Zudem moniert die Beschwerde in diesem Zusammenhang eine offenbar unzureichende Begründung (Z 5 vierter Fall) der – sich nicht im Urteil findenden – „Annahme eines (uneingeschränkten) Bereicherungsvorsatzes“ (vgl aber RIS‑Justiz RS0128974).

[5] Die Rechtsrüge (Z 9 lit a, der Sache nach auch Z 10) wiederholt den bereits von der Mängelrüge erhobenen Vorwurf, die Tatrichter hätten „das Vorliegen eines (uneingeschränkten) Bereicherungsvorsatzes auf Seiten des Angeklagten zu Unrecht bejaht“. Damit orientiert sie sich prozessordnungswidrig nicht am Urteilssachverhalt (vgl US 13 ff; RIS‑Justiz RS0099724).

[6] Gleiches gilt, soweit die Rüge Feststellungen „zum Vorliegen eines den Vorsatz ausschließenden Irrtums des Angeklagten hinsichtlich der Unrechtmäßigkeit der Bereicherung“ vermisst, die gerade dazu getroffenen Annahmen (US 13 ff) aber übergeht.

[7] Die Nichtigkeitsbeschwerde war daher – in Übereinstimmung mit der Stellungnahme der Generalprokuratur – bereits bei der nichtöffentlichen Beratung gemäß § 285d Abs 1 StPO zurückzuweisen. Die Entscheidung über die Berufung kommt dem Oberlandesgericht zu (§ 285i StPO).

[8] Mit Blick auf § 290 Abs 1 zweiter Satz erster Fall StPO bleibt hinzuzufügen, dass es sich nach den Konstatierungen des Erstgerichts (US 6 ff, US 14 f) zu III./ um ein längere Zeit hindurch fortgesetztes, von einem einheitlichen Erpressungsvorsatz getragenes Tatgeschehen handelt, weshalb von einer tatbestandlichen Handlungseinheit auszugehen ist (RIS‑Justiz RS0094062 [T1]; Eder‑Rieder in WK2 StGB § 145 Rz 14; zur Rechtsfigur der tatbestandlichen Handlungseinheit 13 Os 1/07g [verstärkter Senat]; RIS‑Justiz RS0122006; Ratz in WK2 StGB Vor §§ 28–31 Rz 89).

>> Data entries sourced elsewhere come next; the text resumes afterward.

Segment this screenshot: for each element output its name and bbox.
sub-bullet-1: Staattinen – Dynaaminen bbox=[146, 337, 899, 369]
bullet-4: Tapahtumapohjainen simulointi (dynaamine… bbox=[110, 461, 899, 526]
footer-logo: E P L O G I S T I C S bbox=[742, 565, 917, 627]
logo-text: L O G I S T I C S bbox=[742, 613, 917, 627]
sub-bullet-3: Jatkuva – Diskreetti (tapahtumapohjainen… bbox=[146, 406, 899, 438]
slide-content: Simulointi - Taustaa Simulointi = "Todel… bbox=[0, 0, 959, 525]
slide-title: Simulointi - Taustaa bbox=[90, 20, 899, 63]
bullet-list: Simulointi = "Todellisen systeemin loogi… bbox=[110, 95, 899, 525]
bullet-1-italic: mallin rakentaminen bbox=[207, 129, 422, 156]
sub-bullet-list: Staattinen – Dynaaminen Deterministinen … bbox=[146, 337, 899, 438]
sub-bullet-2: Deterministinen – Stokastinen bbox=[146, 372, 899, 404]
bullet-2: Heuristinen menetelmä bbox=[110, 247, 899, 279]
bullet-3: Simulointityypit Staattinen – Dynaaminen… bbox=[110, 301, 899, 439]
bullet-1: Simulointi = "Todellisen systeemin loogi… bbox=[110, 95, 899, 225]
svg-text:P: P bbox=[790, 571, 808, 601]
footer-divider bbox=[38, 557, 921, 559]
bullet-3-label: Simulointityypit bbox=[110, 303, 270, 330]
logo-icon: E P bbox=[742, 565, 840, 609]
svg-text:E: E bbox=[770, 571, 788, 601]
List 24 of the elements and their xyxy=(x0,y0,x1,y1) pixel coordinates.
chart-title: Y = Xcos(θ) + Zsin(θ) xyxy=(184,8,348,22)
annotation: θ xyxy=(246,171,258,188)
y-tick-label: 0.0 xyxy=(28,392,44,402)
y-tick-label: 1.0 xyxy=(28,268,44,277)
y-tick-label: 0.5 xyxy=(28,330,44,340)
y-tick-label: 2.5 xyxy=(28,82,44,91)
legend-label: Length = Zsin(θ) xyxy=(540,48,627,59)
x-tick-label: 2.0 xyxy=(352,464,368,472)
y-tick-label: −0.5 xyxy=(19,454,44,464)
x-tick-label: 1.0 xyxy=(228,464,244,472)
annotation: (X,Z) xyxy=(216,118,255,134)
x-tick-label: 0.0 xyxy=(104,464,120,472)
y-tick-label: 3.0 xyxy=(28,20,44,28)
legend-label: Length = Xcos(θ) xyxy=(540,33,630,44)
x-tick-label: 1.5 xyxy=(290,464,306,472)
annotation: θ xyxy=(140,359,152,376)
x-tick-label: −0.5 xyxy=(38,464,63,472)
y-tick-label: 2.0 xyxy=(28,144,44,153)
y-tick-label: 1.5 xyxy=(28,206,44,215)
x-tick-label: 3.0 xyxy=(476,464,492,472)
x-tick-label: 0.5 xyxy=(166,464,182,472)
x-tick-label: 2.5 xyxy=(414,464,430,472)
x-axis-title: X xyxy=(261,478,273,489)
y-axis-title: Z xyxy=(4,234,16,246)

[9] Die Annahme mehrerer Verbrechen der Erpressung nach §§ 144 Abs 1 und 15 StGB zu III./1./ bis 5./ ist daher rechtlich verfehlt. Dies wirkte sich jedoch nicht konkret zum Nachteil des Angeklagten aus und bedurfte daher keiner amtswegigen (§ 290 Abs 1 zweiter Satz erster Fall StPO) Korrektur (vgl Ratz , WK‑StPO § 290 Rz 22 f). Angesichts dieser Klarstellung ist das Oberlandesgericht bei seiner Entscheidung insoweit nicht an den fehlerhaften Schuldspruch gebunden (RIS‑Justiz RS0118870).

 

[10] Die Kostenentscheidung gründet sich auf § 390a Abs 1 StPO.